Magnesium is an important mineral that carries out over 600 functions in the body (4). It is completely safe to supplement with and many people are magnesium deficient. Interestingly, the body uses up its magnesium stores faster in times of stress, and given that chronic stress is quite common nowadays, supplementing with magnesium can benefit most people.
Magnesium is a cofactor to the enzymes needed to produce energy, and deficiency can lead to insomnia, anxiety, depression and more (5). Magnesium works to lower blood pressure (6) and fight type 2 diabetes, as well (7).
A good greens powder falls somewhere in between food and supplement. I like to call it a booster food, as it is made of 100% whole foods but in a concentrated, easy-to-take form. Again, a greens powder should never take the place of eating plenty of vegetables (especially dark, green veggies), but it can help make sure you are maintaining your nutrient base. A greens powder might also be okay to use instead of a multi-vitamin, depending on which products you use. Compare ingredient lists and be sure you’re not taking too much of any particular nutrient, and ask your healthcare practitioner if you have any doubts.

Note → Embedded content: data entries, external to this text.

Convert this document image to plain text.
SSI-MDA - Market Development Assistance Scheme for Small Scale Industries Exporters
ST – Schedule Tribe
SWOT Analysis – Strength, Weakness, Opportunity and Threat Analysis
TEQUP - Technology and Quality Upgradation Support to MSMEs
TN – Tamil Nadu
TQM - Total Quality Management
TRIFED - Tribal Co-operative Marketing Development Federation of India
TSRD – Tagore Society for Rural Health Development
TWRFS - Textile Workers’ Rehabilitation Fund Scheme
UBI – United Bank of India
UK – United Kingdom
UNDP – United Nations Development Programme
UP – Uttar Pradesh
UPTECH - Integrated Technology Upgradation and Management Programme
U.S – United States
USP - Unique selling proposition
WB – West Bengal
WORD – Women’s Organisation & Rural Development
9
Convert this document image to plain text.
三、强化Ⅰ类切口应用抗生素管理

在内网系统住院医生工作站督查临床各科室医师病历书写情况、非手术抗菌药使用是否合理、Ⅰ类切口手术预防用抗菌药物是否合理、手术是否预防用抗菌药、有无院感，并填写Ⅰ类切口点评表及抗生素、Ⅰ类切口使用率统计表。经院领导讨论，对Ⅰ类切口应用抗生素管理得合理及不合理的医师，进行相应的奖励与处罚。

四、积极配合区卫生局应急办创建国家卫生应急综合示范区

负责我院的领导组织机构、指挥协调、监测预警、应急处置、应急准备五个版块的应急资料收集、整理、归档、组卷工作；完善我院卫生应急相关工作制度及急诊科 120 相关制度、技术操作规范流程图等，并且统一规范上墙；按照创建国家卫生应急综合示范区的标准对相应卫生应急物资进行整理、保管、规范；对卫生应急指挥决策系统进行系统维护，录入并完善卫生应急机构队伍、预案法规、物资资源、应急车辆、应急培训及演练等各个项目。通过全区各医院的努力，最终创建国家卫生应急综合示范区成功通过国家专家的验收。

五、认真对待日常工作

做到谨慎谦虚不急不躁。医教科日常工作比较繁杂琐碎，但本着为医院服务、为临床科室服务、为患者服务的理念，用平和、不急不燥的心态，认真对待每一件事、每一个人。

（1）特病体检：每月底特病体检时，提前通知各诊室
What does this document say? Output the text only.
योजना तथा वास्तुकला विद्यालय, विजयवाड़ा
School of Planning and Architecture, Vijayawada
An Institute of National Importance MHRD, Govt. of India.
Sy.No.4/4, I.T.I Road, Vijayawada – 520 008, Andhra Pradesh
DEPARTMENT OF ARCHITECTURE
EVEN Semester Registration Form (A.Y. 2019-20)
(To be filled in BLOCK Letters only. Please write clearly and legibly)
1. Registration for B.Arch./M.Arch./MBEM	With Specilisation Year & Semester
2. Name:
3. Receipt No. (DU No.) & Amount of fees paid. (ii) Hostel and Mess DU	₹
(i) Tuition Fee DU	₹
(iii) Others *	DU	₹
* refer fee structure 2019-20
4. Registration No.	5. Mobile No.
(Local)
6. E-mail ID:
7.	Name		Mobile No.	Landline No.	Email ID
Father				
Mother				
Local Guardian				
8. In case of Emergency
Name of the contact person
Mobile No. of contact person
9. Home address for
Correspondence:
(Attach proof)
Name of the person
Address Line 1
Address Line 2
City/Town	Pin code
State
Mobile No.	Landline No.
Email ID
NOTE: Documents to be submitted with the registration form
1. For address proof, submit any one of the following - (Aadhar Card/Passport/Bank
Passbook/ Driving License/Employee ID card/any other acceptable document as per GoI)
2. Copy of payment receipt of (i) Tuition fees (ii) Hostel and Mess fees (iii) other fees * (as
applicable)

However, many greens powders are packed full of binders, preservatives, flavoring agents and other artificial ingredients. Be sure to choose one that is 100% whole foods based, such as this great product from Designs for Health. Many high quality greens powders will also offer extra nutrition such as spirulina or chlorella, two superfood algaes that are high in trace minerals.
Remember that getting as much of your nutrition as possible from real, whole foods is optimal. However, if you need to support your body with some basic and safe supplementation, starting with this short list can help. Always consult with your doctor or trusted healthcare provider if you have questions about potential drug interactions or other concerns.